Au lendemain de noël, pas facile de trouver de quoi faire chauffer sa Xbox 360. Capcom a pourtant pensé aux joueurs ayant consommé trop vite les grands jeux de fin d'année. Lost Planet est un titre qui vous gèle sur place en plein hiver en vous plongeant dans un cadre polaire surprenant. Pas la peine de mettre ses moufles, le métal de votre mitrailleuse automatique ne tardera pas à vous réchauffer.

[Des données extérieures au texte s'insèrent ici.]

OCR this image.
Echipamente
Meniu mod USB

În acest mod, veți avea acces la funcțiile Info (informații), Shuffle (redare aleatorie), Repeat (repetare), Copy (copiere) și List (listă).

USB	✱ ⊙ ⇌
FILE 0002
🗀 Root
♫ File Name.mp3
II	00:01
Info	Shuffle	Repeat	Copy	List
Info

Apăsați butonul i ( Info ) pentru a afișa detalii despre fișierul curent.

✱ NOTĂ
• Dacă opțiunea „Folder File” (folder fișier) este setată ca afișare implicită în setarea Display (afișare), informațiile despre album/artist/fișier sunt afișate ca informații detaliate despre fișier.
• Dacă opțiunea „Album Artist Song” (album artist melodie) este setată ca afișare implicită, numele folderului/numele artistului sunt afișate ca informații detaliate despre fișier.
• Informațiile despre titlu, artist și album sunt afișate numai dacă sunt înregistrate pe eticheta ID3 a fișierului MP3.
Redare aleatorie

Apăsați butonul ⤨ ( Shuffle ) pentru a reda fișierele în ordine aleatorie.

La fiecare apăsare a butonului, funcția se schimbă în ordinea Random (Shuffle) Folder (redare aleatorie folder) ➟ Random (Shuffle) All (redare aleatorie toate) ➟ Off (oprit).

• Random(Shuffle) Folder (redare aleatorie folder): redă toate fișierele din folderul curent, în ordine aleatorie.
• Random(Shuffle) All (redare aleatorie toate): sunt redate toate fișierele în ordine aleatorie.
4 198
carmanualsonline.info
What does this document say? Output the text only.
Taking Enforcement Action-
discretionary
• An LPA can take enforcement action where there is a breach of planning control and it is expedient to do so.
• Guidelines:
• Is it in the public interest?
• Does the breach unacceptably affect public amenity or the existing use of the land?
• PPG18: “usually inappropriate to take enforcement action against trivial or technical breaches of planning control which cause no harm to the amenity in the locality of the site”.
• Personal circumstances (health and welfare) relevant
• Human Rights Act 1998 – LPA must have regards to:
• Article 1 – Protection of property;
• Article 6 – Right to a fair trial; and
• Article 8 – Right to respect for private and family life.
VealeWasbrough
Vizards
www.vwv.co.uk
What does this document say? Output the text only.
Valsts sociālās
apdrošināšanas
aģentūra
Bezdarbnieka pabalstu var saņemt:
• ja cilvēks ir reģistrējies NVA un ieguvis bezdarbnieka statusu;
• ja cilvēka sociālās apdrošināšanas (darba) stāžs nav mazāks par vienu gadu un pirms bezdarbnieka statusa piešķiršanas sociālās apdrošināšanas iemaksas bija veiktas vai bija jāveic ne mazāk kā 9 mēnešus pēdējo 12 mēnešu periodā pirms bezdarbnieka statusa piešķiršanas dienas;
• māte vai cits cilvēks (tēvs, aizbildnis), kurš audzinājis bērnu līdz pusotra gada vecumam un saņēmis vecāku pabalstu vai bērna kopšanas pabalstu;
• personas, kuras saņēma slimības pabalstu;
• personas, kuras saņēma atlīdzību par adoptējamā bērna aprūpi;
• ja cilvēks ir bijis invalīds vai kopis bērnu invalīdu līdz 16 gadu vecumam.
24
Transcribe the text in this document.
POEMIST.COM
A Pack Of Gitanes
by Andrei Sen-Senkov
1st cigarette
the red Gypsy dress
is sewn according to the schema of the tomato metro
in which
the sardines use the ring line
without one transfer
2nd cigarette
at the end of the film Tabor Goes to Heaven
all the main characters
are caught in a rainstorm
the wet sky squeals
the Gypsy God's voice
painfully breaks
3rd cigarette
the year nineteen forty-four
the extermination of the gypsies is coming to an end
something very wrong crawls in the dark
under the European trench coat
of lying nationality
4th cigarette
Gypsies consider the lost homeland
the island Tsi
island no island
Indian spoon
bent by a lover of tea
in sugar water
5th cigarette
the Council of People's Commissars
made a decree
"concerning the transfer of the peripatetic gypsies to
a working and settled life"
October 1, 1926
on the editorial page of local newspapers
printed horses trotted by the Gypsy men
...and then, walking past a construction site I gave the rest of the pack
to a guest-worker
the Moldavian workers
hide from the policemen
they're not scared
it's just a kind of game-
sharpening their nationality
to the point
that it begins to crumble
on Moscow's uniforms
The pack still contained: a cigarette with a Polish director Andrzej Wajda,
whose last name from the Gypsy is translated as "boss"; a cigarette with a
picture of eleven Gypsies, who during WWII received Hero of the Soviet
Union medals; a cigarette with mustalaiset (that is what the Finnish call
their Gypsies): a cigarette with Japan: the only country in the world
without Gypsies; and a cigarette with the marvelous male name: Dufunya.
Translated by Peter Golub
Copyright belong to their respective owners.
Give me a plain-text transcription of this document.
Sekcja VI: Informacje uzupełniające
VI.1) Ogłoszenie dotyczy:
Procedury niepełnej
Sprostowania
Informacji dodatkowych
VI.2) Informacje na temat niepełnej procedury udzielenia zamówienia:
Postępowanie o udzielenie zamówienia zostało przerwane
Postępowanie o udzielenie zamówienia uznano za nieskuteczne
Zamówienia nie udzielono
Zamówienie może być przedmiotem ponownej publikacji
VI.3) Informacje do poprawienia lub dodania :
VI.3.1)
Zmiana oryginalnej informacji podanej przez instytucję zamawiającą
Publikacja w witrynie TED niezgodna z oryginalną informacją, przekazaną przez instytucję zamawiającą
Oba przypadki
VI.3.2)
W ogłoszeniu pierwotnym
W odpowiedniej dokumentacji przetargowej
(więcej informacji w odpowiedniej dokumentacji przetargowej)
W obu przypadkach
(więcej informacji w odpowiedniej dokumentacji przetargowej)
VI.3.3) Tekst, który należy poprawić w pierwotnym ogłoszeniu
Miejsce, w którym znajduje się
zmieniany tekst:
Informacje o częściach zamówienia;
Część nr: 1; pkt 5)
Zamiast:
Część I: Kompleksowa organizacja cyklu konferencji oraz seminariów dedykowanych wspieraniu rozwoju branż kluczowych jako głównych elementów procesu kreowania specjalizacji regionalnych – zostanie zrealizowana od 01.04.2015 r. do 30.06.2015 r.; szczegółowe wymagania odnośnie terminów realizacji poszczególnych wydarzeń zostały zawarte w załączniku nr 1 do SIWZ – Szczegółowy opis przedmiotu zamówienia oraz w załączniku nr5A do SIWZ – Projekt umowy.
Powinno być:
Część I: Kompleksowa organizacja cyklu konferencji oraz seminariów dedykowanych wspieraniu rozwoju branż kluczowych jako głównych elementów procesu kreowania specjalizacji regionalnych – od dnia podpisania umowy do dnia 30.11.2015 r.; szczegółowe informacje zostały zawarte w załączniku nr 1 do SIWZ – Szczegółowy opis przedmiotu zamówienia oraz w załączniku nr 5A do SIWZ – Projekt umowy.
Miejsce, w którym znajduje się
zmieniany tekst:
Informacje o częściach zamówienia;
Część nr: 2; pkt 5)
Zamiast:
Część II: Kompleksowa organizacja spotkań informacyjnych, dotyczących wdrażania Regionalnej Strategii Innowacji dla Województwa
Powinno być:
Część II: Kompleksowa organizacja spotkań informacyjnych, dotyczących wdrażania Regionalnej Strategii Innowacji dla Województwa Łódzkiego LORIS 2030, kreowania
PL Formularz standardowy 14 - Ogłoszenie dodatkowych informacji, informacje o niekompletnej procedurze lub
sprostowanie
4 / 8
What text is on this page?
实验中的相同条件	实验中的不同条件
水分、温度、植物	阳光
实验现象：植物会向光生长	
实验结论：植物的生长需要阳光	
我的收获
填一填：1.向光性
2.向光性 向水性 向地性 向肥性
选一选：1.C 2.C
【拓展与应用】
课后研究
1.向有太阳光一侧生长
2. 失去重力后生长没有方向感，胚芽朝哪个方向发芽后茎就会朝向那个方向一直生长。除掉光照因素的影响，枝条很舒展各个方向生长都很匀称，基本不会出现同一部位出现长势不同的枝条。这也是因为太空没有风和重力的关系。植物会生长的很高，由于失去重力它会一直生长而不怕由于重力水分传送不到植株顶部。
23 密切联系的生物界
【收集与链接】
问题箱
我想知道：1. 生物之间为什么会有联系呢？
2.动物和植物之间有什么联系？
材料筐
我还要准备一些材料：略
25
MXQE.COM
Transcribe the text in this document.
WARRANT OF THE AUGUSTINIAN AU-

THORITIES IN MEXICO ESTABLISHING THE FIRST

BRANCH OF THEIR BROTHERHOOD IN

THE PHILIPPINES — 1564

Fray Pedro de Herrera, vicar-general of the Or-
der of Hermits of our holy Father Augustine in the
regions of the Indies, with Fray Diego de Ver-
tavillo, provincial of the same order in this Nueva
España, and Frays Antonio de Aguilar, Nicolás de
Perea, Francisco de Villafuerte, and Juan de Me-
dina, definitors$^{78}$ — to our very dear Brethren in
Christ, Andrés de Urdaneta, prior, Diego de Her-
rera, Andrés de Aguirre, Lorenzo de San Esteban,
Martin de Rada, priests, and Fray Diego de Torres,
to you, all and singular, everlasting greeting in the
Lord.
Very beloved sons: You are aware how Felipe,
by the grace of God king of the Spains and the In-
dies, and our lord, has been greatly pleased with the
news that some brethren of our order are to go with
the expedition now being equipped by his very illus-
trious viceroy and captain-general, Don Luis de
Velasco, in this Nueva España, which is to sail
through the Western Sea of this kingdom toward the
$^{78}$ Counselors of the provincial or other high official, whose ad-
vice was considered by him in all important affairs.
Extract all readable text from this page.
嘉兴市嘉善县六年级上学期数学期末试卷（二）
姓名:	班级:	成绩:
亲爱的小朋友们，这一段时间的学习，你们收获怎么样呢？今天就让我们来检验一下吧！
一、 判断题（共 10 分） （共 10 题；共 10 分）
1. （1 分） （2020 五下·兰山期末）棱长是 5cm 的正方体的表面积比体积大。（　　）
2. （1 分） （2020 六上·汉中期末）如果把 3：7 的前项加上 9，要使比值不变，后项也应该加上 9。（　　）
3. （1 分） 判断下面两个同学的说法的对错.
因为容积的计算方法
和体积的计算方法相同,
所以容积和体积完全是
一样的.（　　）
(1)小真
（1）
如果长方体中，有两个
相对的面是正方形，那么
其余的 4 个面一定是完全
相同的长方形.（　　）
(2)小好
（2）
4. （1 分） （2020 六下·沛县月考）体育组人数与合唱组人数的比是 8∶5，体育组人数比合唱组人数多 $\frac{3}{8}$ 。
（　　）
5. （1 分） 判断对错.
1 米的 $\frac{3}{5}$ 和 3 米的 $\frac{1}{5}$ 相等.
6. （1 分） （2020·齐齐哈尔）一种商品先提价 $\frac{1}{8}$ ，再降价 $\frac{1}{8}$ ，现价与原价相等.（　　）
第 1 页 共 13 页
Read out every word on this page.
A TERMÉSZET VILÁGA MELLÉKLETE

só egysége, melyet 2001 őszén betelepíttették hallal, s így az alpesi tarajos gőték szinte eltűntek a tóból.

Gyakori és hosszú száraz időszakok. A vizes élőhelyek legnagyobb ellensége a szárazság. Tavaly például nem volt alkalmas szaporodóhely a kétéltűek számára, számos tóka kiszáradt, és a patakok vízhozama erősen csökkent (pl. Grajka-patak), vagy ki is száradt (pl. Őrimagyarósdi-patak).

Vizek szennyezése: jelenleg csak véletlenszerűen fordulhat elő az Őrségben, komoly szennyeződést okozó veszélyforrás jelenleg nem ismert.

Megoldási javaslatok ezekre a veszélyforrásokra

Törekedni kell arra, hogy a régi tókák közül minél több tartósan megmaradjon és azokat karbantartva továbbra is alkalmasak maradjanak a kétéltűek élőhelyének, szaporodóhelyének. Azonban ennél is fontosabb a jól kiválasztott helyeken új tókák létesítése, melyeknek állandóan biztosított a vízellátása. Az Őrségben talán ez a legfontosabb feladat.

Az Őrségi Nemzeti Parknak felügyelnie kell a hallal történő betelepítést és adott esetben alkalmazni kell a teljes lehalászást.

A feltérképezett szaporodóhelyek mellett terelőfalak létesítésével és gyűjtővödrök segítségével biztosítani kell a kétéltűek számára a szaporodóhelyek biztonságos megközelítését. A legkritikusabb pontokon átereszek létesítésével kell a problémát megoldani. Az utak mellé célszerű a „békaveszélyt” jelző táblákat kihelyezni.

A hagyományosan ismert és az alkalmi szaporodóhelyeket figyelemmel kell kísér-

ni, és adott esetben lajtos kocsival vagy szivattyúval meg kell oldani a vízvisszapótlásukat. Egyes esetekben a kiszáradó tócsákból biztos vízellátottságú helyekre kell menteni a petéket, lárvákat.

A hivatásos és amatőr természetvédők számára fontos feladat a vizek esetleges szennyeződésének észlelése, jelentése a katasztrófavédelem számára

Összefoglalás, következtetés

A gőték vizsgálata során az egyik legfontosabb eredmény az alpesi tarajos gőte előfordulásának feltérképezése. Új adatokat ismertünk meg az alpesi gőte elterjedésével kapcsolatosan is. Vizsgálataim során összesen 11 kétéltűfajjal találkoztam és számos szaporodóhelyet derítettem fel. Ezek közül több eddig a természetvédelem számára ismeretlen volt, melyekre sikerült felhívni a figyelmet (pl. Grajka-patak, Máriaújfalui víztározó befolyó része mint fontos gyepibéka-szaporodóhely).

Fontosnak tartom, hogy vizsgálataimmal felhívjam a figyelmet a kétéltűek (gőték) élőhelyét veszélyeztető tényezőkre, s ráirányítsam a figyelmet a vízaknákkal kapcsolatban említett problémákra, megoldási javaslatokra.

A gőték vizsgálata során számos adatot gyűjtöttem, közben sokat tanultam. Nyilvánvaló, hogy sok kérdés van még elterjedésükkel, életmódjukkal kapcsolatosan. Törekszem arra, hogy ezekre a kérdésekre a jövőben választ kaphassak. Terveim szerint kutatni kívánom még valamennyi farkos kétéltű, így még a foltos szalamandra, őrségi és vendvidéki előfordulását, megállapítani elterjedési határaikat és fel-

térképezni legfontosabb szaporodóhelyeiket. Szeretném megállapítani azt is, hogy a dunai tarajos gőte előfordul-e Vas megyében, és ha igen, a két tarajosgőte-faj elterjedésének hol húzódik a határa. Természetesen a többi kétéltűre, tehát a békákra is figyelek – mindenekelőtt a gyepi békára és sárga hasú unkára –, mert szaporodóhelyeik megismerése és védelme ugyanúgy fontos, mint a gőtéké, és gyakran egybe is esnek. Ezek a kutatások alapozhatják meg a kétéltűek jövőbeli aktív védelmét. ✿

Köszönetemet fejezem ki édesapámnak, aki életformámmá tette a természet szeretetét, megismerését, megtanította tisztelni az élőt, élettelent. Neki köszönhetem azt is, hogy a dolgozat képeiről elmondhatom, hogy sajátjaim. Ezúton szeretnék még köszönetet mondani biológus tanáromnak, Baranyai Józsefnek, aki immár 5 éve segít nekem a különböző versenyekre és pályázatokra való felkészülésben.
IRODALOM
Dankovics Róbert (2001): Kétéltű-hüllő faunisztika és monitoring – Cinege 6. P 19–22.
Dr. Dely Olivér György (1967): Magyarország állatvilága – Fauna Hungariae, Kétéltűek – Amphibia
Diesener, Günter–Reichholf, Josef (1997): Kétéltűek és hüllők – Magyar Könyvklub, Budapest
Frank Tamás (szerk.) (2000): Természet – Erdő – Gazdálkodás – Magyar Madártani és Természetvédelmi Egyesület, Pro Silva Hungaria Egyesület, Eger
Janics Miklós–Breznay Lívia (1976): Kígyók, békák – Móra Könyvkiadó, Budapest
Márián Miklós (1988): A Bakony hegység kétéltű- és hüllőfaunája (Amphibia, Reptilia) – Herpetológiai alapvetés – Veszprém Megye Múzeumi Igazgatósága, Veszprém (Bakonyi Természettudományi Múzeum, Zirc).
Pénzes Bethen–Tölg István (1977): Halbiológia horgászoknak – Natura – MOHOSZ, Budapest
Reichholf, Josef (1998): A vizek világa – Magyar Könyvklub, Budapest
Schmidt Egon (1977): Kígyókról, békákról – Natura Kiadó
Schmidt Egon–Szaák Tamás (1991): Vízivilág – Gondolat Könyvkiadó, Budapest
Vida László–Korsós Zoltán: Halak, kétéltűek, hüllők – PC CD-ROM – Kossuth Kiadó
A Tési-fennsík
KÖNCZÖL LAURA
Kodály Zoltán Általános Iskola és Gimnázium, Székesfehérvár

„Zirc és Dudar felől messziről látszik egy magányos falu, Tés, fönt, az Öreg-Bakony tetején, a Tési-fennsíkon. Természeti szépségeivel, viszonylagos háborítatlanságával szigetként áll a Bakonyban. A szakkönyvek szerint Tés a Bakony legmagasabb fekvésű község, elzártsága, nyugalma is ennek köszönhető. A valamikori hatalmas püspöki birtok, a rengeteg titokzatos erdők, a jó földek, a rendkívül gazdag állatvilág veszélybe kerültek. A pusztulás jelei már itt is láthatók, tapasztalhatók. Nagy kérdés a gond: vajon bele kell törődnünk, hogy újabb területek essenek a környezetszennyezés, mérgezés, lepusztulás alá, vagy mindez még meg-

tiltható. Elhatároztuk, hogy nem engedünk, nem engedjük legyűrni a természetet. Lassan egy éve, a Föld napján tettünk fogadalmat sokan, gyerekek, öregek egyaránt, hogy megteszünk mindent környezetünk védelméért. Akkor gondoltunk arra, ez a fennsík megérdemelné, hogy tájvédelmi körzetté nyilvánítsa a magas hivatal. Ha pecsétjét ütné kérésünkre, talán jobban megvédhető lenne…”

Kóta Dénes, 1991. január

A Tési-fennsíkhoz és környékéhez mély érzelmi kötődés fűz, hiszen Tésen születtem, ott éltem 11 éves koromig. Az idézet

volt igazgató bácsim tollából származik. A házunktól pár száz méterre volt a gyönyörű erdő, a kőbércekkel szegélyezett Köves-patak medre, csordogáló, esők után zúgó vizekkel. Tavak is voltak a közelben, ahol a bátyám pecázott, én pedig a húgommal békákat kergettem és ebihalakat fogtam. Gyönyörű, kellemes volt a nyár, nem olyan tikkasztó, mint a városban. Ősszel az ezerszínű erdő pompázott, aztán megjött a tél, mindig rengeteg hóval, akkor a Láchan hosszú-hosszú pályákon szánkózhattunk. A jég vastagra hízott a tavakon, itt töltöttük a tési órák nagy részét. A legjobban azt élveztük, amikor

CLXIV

Les ruines givrées peuvent être explorées grâce au grappin.

Comme au cinéma

Lorsque les développeurs de chez Capcom se consacrent à la console de yankees qu'est la Xbox 360, ils ne font pas les choses à moitié. Lost Planet en témoigne : les références à James Cameron et à Paul Verhoeven vont au-delà de la fascination pour la souffrance d'insectes broyés dans les rouages d'une machine. Le sens du spectacle est omniprésent. Premièrement, pas question d'interpréter un héros qui ne soit une gueule. L'arme de destruction la plus dangereuse du moment s'appelle Wayne Holden, ce dernier partageant le faciès de la superstar coréenne Lee Byung Hun. Il suffit de le voir pivoter sur lui-même armé d'un lance-missile trois fois plus grand que lui pour tomber sous le charme. Malgré ses traits asiatiques, il a la carrure du héros américain. Afin de ne pas chercher trop profond dans sa psyché, le scénario fait de lui un héros amnésique. La seule chose dont il se souvienne, c'est comment se battre. Cela tombe bien, une guerre pour la ressource principale de la planète, la thermo-énergie, l'amène à en tourmenter les principaux détenteurs : les Akrids. Ce conflit contre un ennemi représentant autant une menace qu'un intérêt stratégique n'est pas sans rappeler des préoccupations américaines actuelles. Mais ce ne sont ni le thème, ni le script qui vous plongent directement dans l'ambiance d'une salle de cinéma. Ce sont surtout les paysages, aussi froids et exquis qu'une crème glacée, et les explosions aussi savoureuses qu'un cornet de pop-corn tout chaud. Vous êtes confortablement installés ? La séance peut commencer.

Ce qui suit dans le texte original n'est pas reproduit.